Rationale and objectives: COPD is characterized by irreversible airflow obstruction. It has, however, become clear that COPD also is a systemic disease. In the present study, we sought to investigate its impact on different peripheral leukocyte subpopulations that are recognized as important effector cells in the lung tissue.
Methods: We enrolled 20 patients with stable, moderate COPD (FEV1, 33 to 69%). Ten asymptomatic smokers and 10 nonsmokers served as control groups. Flow cytometry and whole blood analysis were used to minimize unwanted ex vivo modulation. Oxidative burst and adhesion molecule mobilization were analyzed on freshly drawn cells and after in vitro activation.
Measurements and main results: We found reduced oxidative burst in neutrophils, monocytes, and eosinophils after in vitro stimulation with tumor necrosis factor (TNF) and the bacterial peptide N-formyl-methionyl-leucyl-phenylalanine (fMLP) in both COPD patients and asymptomatic smokers as compared to nonsmoking control subjects. Vascular involvement was determined as increased soluble intercellular adhesion molecule-1 (sICAM-1) in the COPD group. There were no differences in adhesion molecule expression among the three groups. However, in COPD patients who had smoked the same morning prior to blood sampling, we found a reduced ability to mobilize adhesion molecule CD11b after TNF plus fMLP activation in all investigated cell types. “Acute” smoking did not significantly alter respiratory burst measurements.

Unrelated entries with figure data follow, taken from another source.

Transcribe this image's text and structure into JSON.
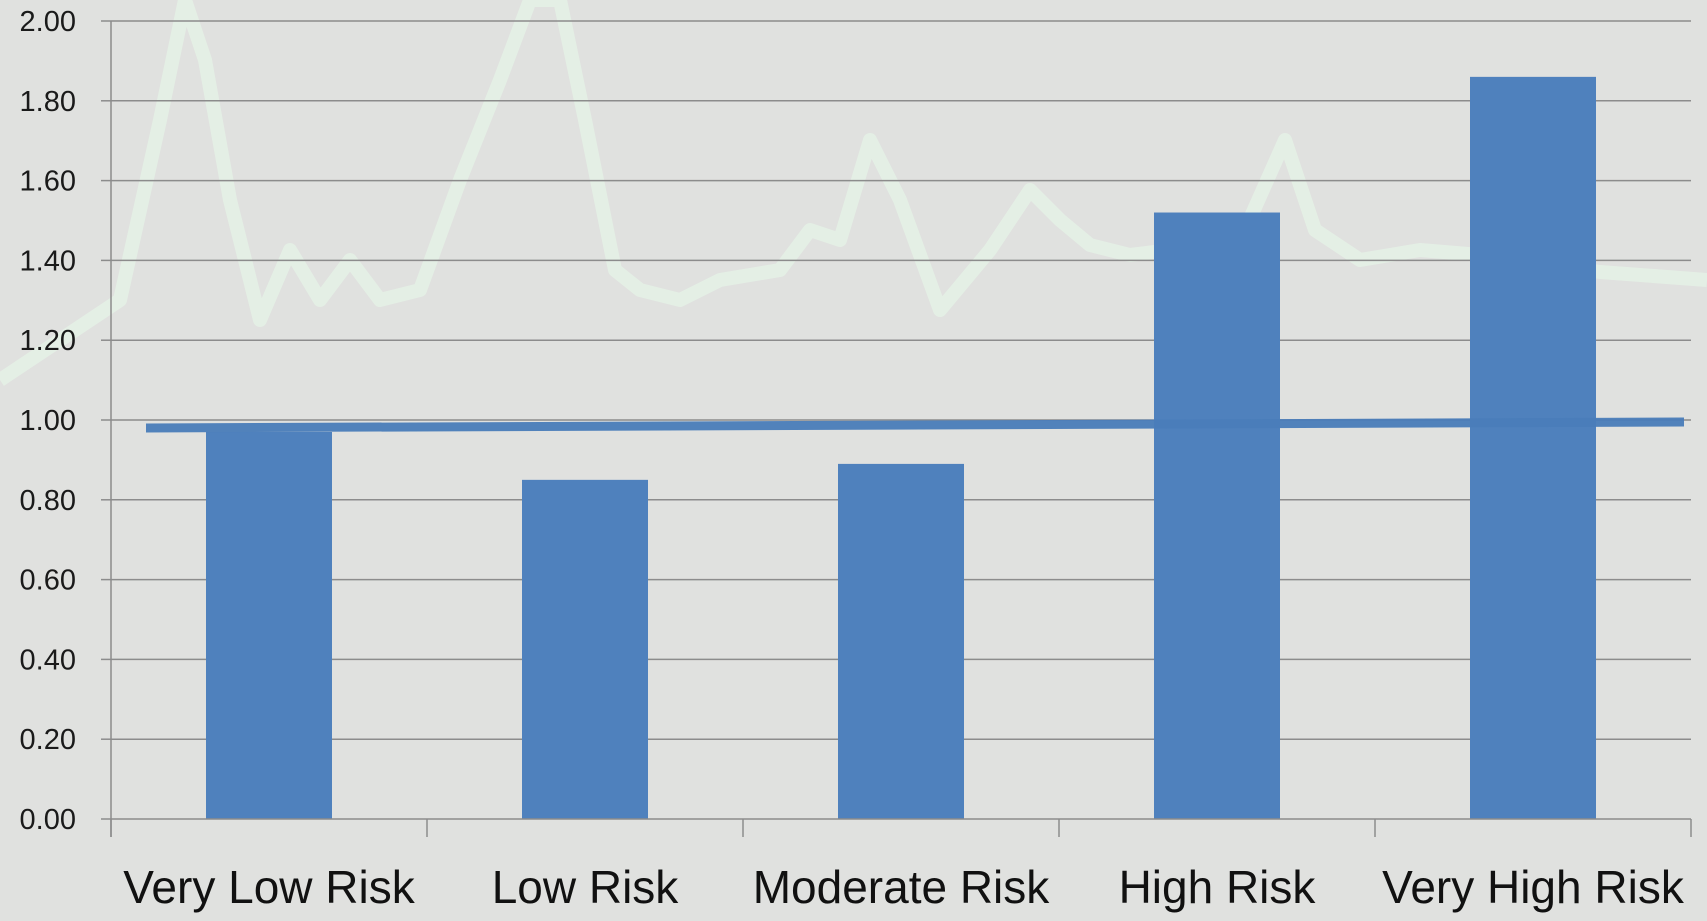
{
  "chart_data": {
    "type": "bar",
    "title": "",
    "xlabel": "",
    "ylabel": "",
    "categories": [
      "Very Low Risk",
      "Low Risk",
      "Moderate Risk",
      "High Risk",
      "Very High Risk"
    ],
    "values": [
      0.97,
      0.85,
      0.89,
      1.52,
      1.86
    ],
    "ylim": [
      0,
      2.0
    ],
    "yticks": [
      "0.00",
      "0.20",
      "0.40",
      "0.60",
      "0.80",
      "1.00",
      "1.20",
      "1.40",
      "1.60",
      "1.80",
      "2.00"
    ],
    "reference_line": {
      "y_start": 0.98,
      "y_end": 0.995
    },
    "grid": true,
    "legend": "none",
    "colors": {
      "bar": "#4f81bd",
      "reference_line": "#4a7dba",
      "grid": "#8c8c8c",
      "background": "#e0e1df",
      "background_trace": "#e4f1e6"
    }
  }
}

Conclusions: Both COPD patients and asymptomatic smokers have increased levels of sICAM-1 and a reduced intracellular oxidative burst in vitro, indicating a vascular endothelial activation and a possible state of refractoriness in circulating phagocytes in COPD. Although expression and mobilization of adhesion molecules were similar between groups, the acute smoke effect on CD11b points out the value of information on smoking behavior when analyzing function of peripheral inflammatory cells in a smoking population.